We now present a qualitative experiment demonstrating how applying our algorithm to memorizing models produces a model that no longer memorizes. Specifically, we first augment CIFAR-10 with multiple copies of two images (images close to the augmented images are marked with red boundaries); hypothetically, suppose these two images are copyrighted works. For illustrative purposes, we do not deduplicate our dataset. Note our goal here is not to simply present a heuristic approach, such as deduplication, that “often works in practice,” but it is to show that an algorithm with rigorous guarantees can also be practical.

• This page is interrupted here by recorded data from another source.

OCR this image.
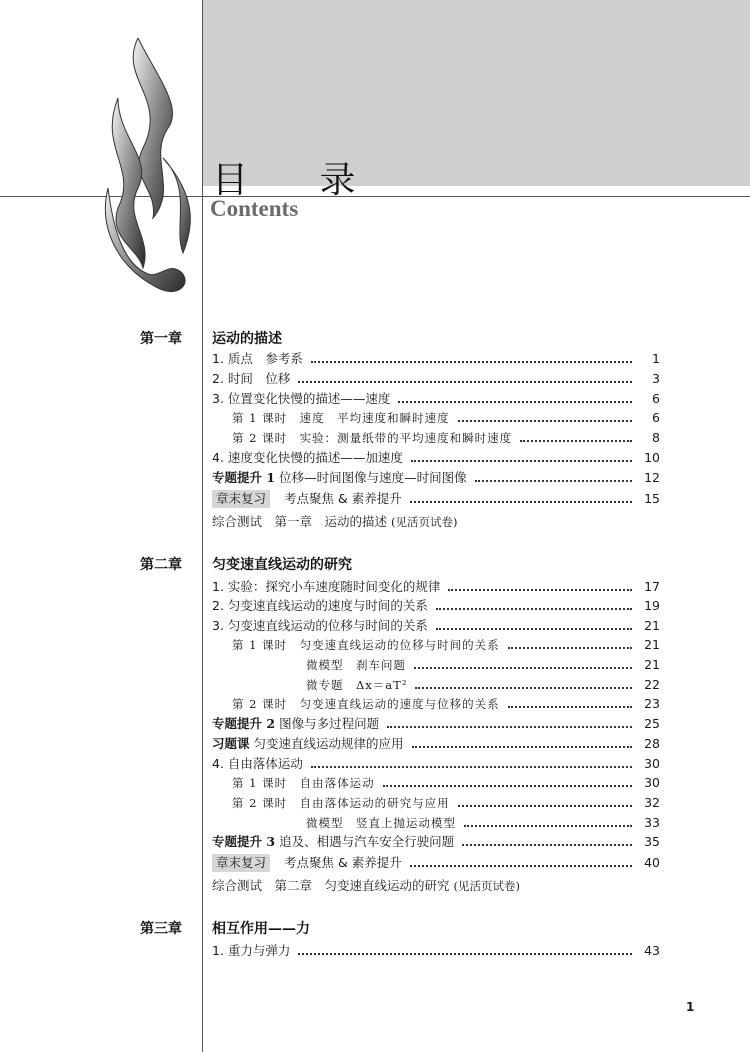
目 录
Contents
第一章 运动的描述
1. 质点　参考系	1
2. 时间　位移	3
3. 位置变化快慢的描述——速度	6
第 1 课时　速度　平均速度和瞬时速度	6
第 2 课时　实验：测量纸带的平均速度和瞬时速度	8
4. 速度变化快慢的描述——加速度	10
专题提升 1 位移—时间图像与速度—时间图像	12
章末复习	考点聚焦 & 素养提升	15
综合测试　第一章　运动的描述 (见活页试卷)
第二章 匀变速直线运动的研究
1. 实验：探究小车速度随时间变化的规律	17
2. 匀变速直线运动的速度与时间的关系	19
3. 匀变速直线运动的位移与时间的关系	21
第 1 课时　匀变速直线运动的位移与时间的关系	21
微模型　刹车问题	21
微专题　Δx＝aT²	22
第 2 课时　匀变速直线运动的速度与位移的关系	23
专题提升 2 图像与多过程问题	25
习题课 匀变速直线运动规律的应用	28
4. 自由落体运动	30
第 1 课时　自由落体运动	30
第 2 课时　自由落体运动的研究与应用	32
微模型　竖直上抛运动模型	33
专题提升 3 追及、相遇与汽车安全行驶问题	35
章末复习	考点聚焦 & 素养提升	40
综合测试　第二章　匀变速直线运动的研究 (见活页试卷)
第三章 相互作用——力
1. 重力与弹力	43
1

The leftmost image shows generations from a model $p$ that was trained on the full dataset, where we clearly see that $p$ generates the two copyrighted works. Our algorithm starts by splitting this dataset into two disjoint datasets, where the two copyrighted images are split into two different shards, and it trains two models $q_1,q_2$ on these disjoint shards. The result is two models such that each generates the CIFAR-10 distribution, but also has a significant chance to output the memorized example. Yet when we combine all three of models using the CP-k algorithm, we obtain a model that agrees with them on the shared part of the distribution but is highly unlikely to output either one of the memorized images.

See the paper ( https://arxiv.org/abs/2302.10870 ) for the full details of our definitions, theorems, and experiments. We believe that there is much room for follow-up work, including optimization of performance, as well as much larger-scale experiments.